Nanoscheduling

RAMCloud servers do not currently manage their threads very efficiently. This page documents some of the problems with the current approach, and also serves as a collection point for design notes on a new "nanoscheduler" that might solve the problems.

Problems

  • The degree of concurrency within a server is configured when it starts, for example by specifying the number of worker threads for each service.  However, it's not clear how to set these configuration options. The "right" configuration depends on how many cores the machine has, and it could vary dynamically depending on workload.
  • If all of the workers for server are busy, the dispatch thread queues any new requests. However, the turnaround time for dispatching requests from the queue is very slow. For example, in the YCSB "A" workload, it can take 1 microsecond or more between when a worker thread finishes its current request and when it receives a new request to start processing. Even though the server is maxed out, neither the dispatch thread or the worker threads are fully utilized.
  • In the YCSB "A" workload at 90% memory utilization, having 3 worker threads for the master service runs slower than having only 1 (12.4 kops/sec/server vs, 16.1 kops/sec/server).
  • Housekeeping tasks such as the log cleaner compete for threads with the workers. It would be better to reduce the number of workers temporarily while the cleaners running so that the operating system does not have to  deschedule any of RAMCloud's threads.
  • There is no mechanism for the operating system to tell RAMCloud how many threads it's going to schedule, or for RAMCloud to pick which threads those are. A new OS API for this could be very useful (but, need to review Scheduler Activations to see if perhaps that already solved this problem).
  • If a worker thread blocks for a long time on a nested RPC, it might make sense for it to switch over to some other task until result comes back, if this context switching can be done quickly enough.
  • The assignment of work  to threads feels too coarse-grained. For example, it might be useful to use a separate thread just for sending network packets under  conditions of high load, but right now there's no way to separate that from the other dispatch thread functions (it probably wouldn't make sense to dedicate a thread to this permanently).
  • Write throughput under load is poor in RAMCloud because replication operations are effectively serialized. The best we can currently hope for now is that during one replication operation, several other writes can add entries to the log, so that the next replication operation  can handle all of the new entries at once. However, this uses threads relatively inefficiently: it takes 2N master service threads to get N-way batching, and all of those threads but one are idle. Ideally it should be easy and efficient for any number of writes to get batched together, so that if a replication operation takes a long time, then the next replication will handle a huge number of writes.
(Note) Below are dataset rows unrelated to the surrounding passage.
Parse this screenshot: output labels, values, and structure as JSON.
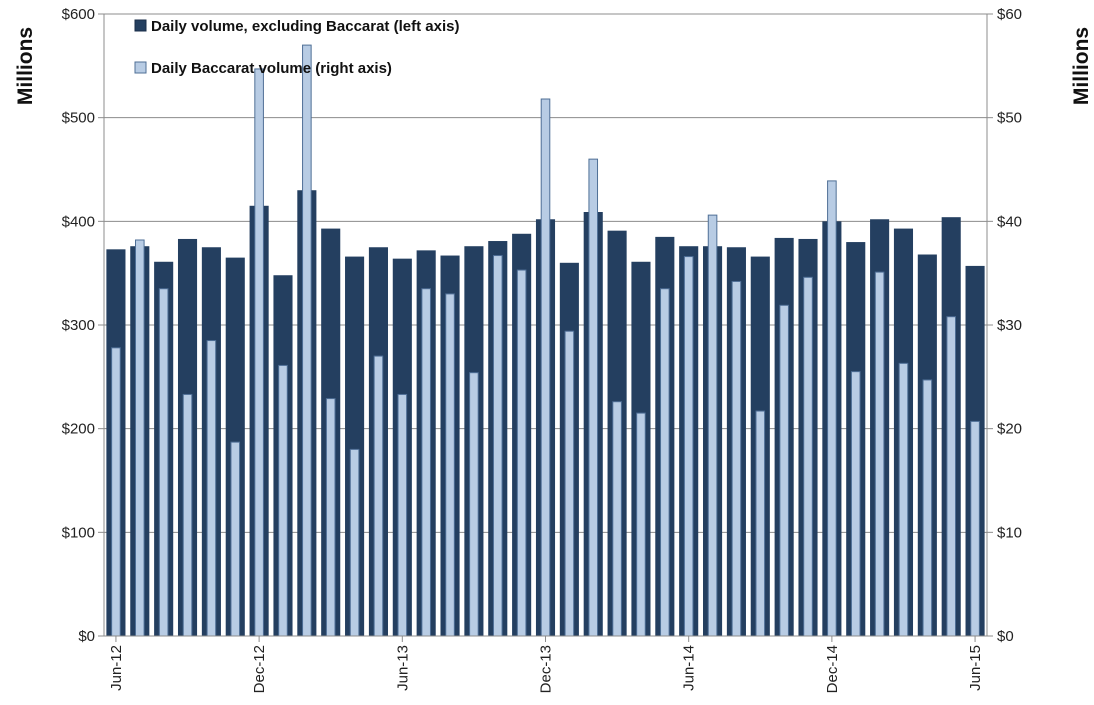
{
  "chart_data": {
    "type": "bar",
    "categories": [
      "Jun-12",
      "Jul-12",
      "Aug-12",
      "Sep-12",
      "Oct-12",
      "Nov-12",
      "Dec-12",
      "Jan-13",
      "Feb-13",
      "Mar-13",
      "Apr-13",
      "May-13",
      "Jun-13",
      "Jul-13",
      "Aug-13",
      "Sep-13",
      "Oct-13",
      "Nov-13",
      "Dec-13",
      "Jan-14",
      "Feb-14",
      "Mar-14",
      "Apr-14",
      "May-14",
      "Jun-14",
      "Jul-14",
      "Aug-14",
      "Sep-14",
      "Oct-14",
      "Nov-14",
      "Dec-14",
      "Jan-15",
      "Feb-15",
      "Mar-15",
      "Apr-15",
      "May-15",
      "Jun-15"
    ],
    "x_tick_labels": [
      "Jun-12",
      "Dec-12",
      "Jun-13",
      "Dec-13",
      "Jun-14",
      "Dec-14",
      "Jun-15"
    ],
    "series": [
      {
        "name": "Daily volume, excluding Baccarat (left axis)",
        "axis": "left",
        "color": "#243f60",
        "values": [
          373,
          376,
          361,
          383,
          375,
          365,
          415,
          348,
          430,
          393,
          366,
          375,
          364,
          372,
          367,
          376,
          381,
          388,
          402,
          360,
          409,
          391,
          361,
          385,
          376,
          376,
          375,
          366,
          384,
          383,
          400,
          380,
          402,
          393,
          368,
          404,
          357
        ]
      },
      {
        "name": "Daily Baccarat volume (right axis)",
        "axis": "right",
        "color": "#b8cce4",
        "values": [
          27.8,
          38.2,
          33.5,
          23.3,
          28.5,
          18.7,
          54.7,
          26.1,
          57.0,
          22.9,
          18.0,
          27.0,
          23.3,
          33.5,
          33.0,
          25.4,
          36.7,
          35.3,
          51.8,
          29.4,
          46.0,
          22.6,
          21.5,
          33.5,
          36.6,
          40.6,
          34.2,
          21.7,
          31.9,
          34.6,
          43.9,
          25.5,
          35.1,
          26.3,
          24.7,
          30.8,
          20.7
        ]
      }
    ],
    "left_axis": {
      "label": "Millions",
      "range": [
        0,
        600
      ],
      "ticks": [
        "$0",
        "$100",
        "$200",
        "$300",
        "$400",
        "$500",
        "$600"
      ]
    },
    "right_axis": {
      "label": "Millions",
      "range": [
        0,
        60
      ],
      "ticks": [
        "$0",
        "$10",
        "$20",
        "$30",
        "$40",
        "$50",
        "$60"
      ]
    },
    "grid": true,
    "legend": "top-left"
  }
}
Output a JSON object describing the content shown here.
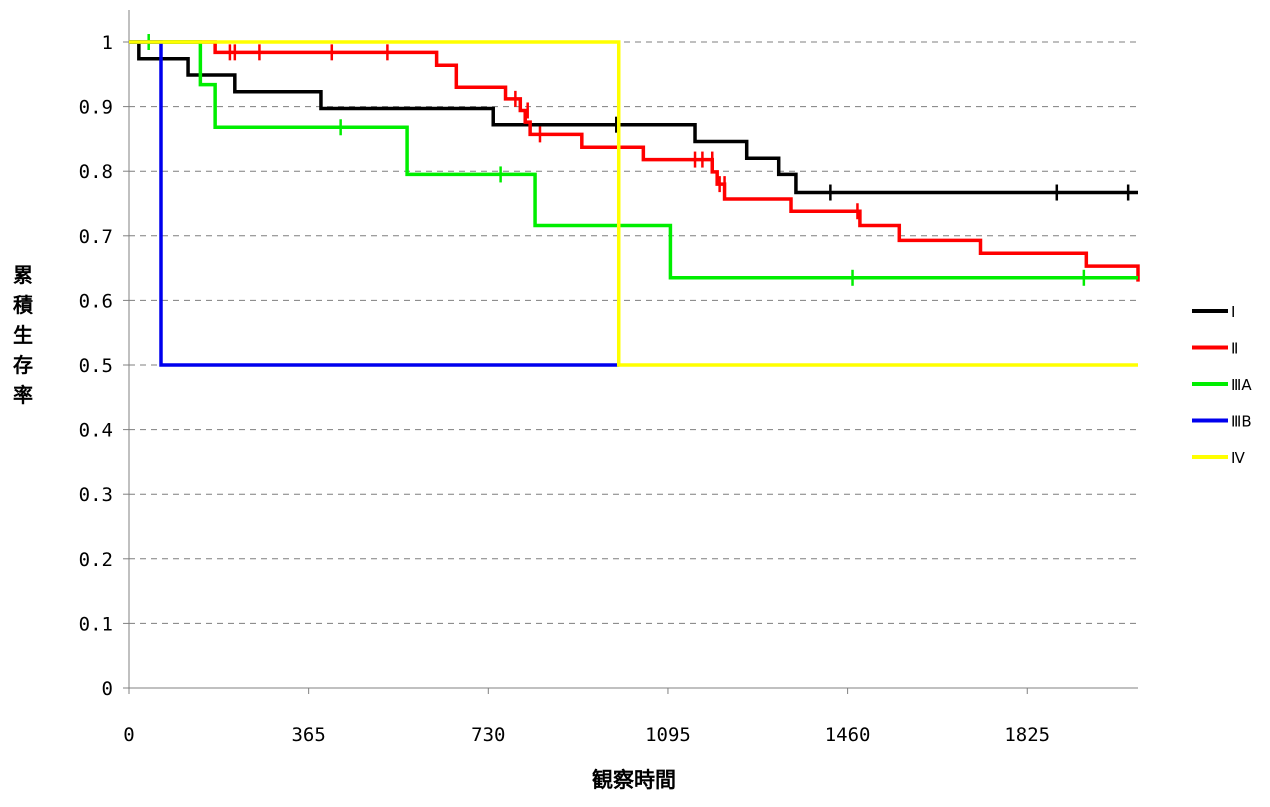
{
  "chart_data": {
    "type": "line",
    "step": true,
    "xlabel": "観察時間",
    "ylabel": "累積生存率",
    "xlim": [
      0,
      2050
    ],
    "ylim": [
      0,
      1
    ],
    "xticks": [
      0,
      365,
      730,
      1095,
      1460,
      1825
    ],
    "yticks": [
      0,
      0.1,
      0.2,
      0.3,
      0.4,
      0.5,
      0.6,
      0.7,
      0.8,
      0.9,
      1
    ],
    "ytick_labels": [
      "0",
      "0.1",
      "0.2",
      "0.3",
      "0.4",
      "0.5",
      "0.6",
      "0.7",
      "0.8",
      "0.9",
      "1"
    ],
    "grid": "horizontal dashed",
    "legend_position": "right",
    "series": [
      {
        "name": "Ⅰ",
        "color": "#000000",
        "steps": [
          [
            0,
            1
          ],
          [
            20,
            0.974
          ],
          [
            120,
            0.949
          ],
          [
            215,
            0.923
          ],
          [
            390,
            0.897
          ],
          [
            740,
            0.872
          ],
          [
            1150,
            0.846
          ],
          [
            1255,
            0.82
          ],
          [
            1320,
            0.795
          ],
          [
            1355,
            0.767
          ],
          [
            2050,
            0.767
          ]
        ],
        "censored": [
          [
            990,
            0.872
          ],
          [
            1425,
            0.767
          ],
          [
            1885,
            0.767
          ],
          [
            2030,
            0.767
          ]
        ]
      },
      {
        "name": "Ⅱ",
        "color": "#ff0000",
        "steps": [
          [
            0,
            1
          ],
          [
            175,
            0.984
          ],
          [
            625,
            0.964
          ],
          [
            665,
            0.93
          ],
          [
            765,
            0.912
          ],
          [
            795,
            0.894
          ],
          [
            805,
            0.876
          ],
          [
            815,
            0.857
          ],
          [
            920,
            0.837
          ],
          [
            1045,
            0.818
          ],
          [
            1185,
            0.799
          ],
          [
            1195,
            0.78
          ],
          [
            1210,
            0.757
          ],
          [
            1345,
            0.738
          ],
          [
            1485,
            0.716
          ],
          [
            1565,
            0.693
          ],
          [
            1730,
            0.673
          ],
          [
            1945,
            0.653
          ],
          [
            2050,
            0.629
          ]
        ],
        "censored": [
          [
            205,
            0.984
          ],
          [
            215,
            0.984
          ],
          [
            265,
            0.984
          ],
          [
            412,
            0.984
          ],
          [
            525,
            0.984
          ],
          [
            785,
            0.912
          ],
          [
            810,
            0.894
          ],
          [
            835,
            0.857
          ],
          [
            1150,
            0.818
          ],
          [
            1165,
            0.818
          ],
          [
            1185,
            0.818
          ],
          [
            1200,
            0.78
          ],
          [
            1210,
            0.78
          ],
          [
            1480,
            0.738
          ]
        ]
      },
      {
        "name": "ⅢA",
        "color": "#00ee00",
        "steps": [
          [
            0,
            1
          ],
          [
            145,
            0.934
          ],
          [
            175,
            0.868
          ],
          [
            565,
            0.795
          ],
          [
            825,
            0.716
          ],
          [
            1100,
            0.635
          ],
          [
            2050,
            0.635
          ]
        ],
        "censored": [
          [
            40,
            1
          ],
          [
            430,
            0.868
          ],
          [
            755,
            0.795
          ],
          [
            1470,
            0.635
          ],
          [
            1940,
            0.635
          ]
        ]
      },
      {
        "name": "ⅢB",
        "color": "#0000ee",
        "steps": [
          [
            0,
            1
          ],
          [
            65,
            0.5
          ],
          [
            995,
            0.5
          ]
        ],
        "censored": []
      },
      {
        "name": "Ⅳ",
        "color": "#ffff00",
        "steps": [
          [
            0,
            1
          ],
          [
            995,
            0.5
          ],
          [
            2050,
            0.5
          ]
        ],
        "censored": []
      }
    ]
  }
}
This means that some threads/cores must multiplex among several write RPCs.

Scheduler Activations

Here is some information on Scheduler Activations, which has many of the same goals as nanoscheduling.

  • The goal is for the kernel to provide each application with a "virtual multiprocessor": the kernel controls the number of processors allocated to the application, but the application can use the processors wherever it wants.
  • In Scheduler Activations, the kernel starts up what is effectively a new thread (a "scheduler activation") whenever it wants to notify the application of anything. Typically it does this by interrupting an existing activation, effectively delivering 2 notifications: one for the desired event and one for the preemption. Wouldn't it would be simpler and more efficient to do these notifications by leaving messages in shared memory, which the application can poll?

Miscellaneous Thoughts

  • This new mechanism might also be useful in a VM world, where the hypervisor allocates cores to guest OSes (which adjust their requests based on demand), the guest OSes allocate cores to applications (based on their requests), and applications schedule cores to fibers.
  • The new OS APIs should be designed with polling in mind. For example, if an OS needs to reclaim a core from an application, it leaves a note in memory, which the application's nanoscheduler sees and then picks a thread to relinquish.
  • With the increasing number of cores, and the importance of application-level thread scheduling, it makes more sense for OSes to think of cores as a resource to be allocated, not scheduled.